Katharine was the second daughter of Sir John Basset (1462–1528), KB, of Tehidy in Cornwall and Umberleigh in Devon (Sheriff of Cornwall in 1497, 1517 and 1522 and Sheriff of Devon in 1524) by his second wife Honor Grenville (died 1566), (later Viscountess Lisle) a daughter of Sir Thomas Grenville (died 1513) of Stowe in the parish of Kilkhampton, Cornwall, and lord of the manor of Bideford in North Devon, Sheriff of Cornwall in 1481 and in 1486.
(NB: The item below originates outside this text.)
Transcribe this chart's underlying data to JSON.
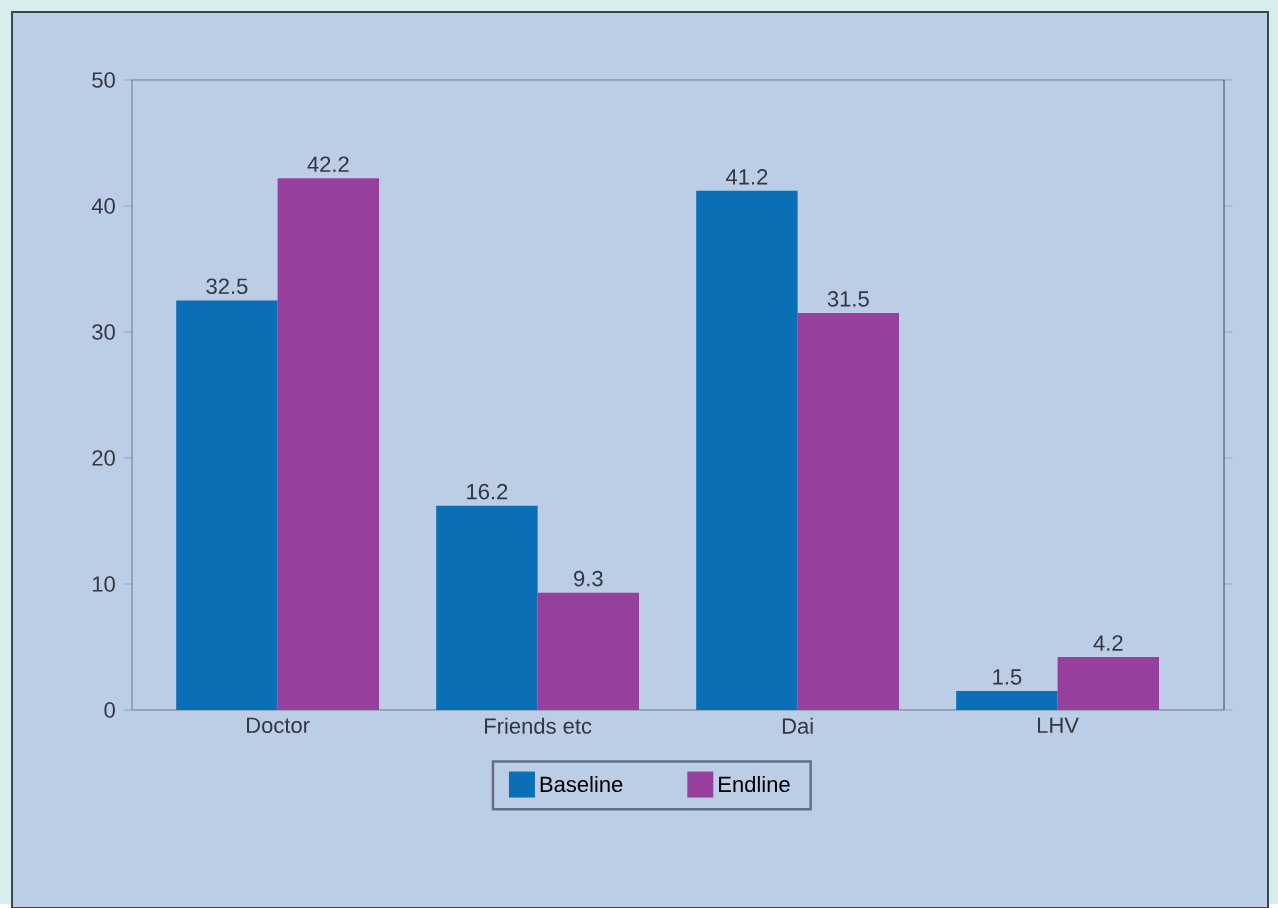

Her siblings were: Philippa Basset (born 1516), eldest daughter; John Basset (1518–1541), his father's eldest son and heir, a lawyer and servant of Thomas Cromwell who died aged 23; Anne Basset (born 1521), third daughter and a fellow courtier, maid of honour successively to Queens Jane Seymour, Anne of Cleves, Catherine Howard and Katharine Parr;George Basset (b.circa 1522–5), second son, MP; and James Basset, MP, third son and youngest child, a courtier first to Stephen Gardiner, Bishop of Winchester and Lord Chancellor and later a courtier to Queen Mary I. Katharine was brought up by her mother and stepfather, Arthur Plantagenet, 1st Viscount Lisle (died 1542), Governor of Calais, uncle of King Henry VIII.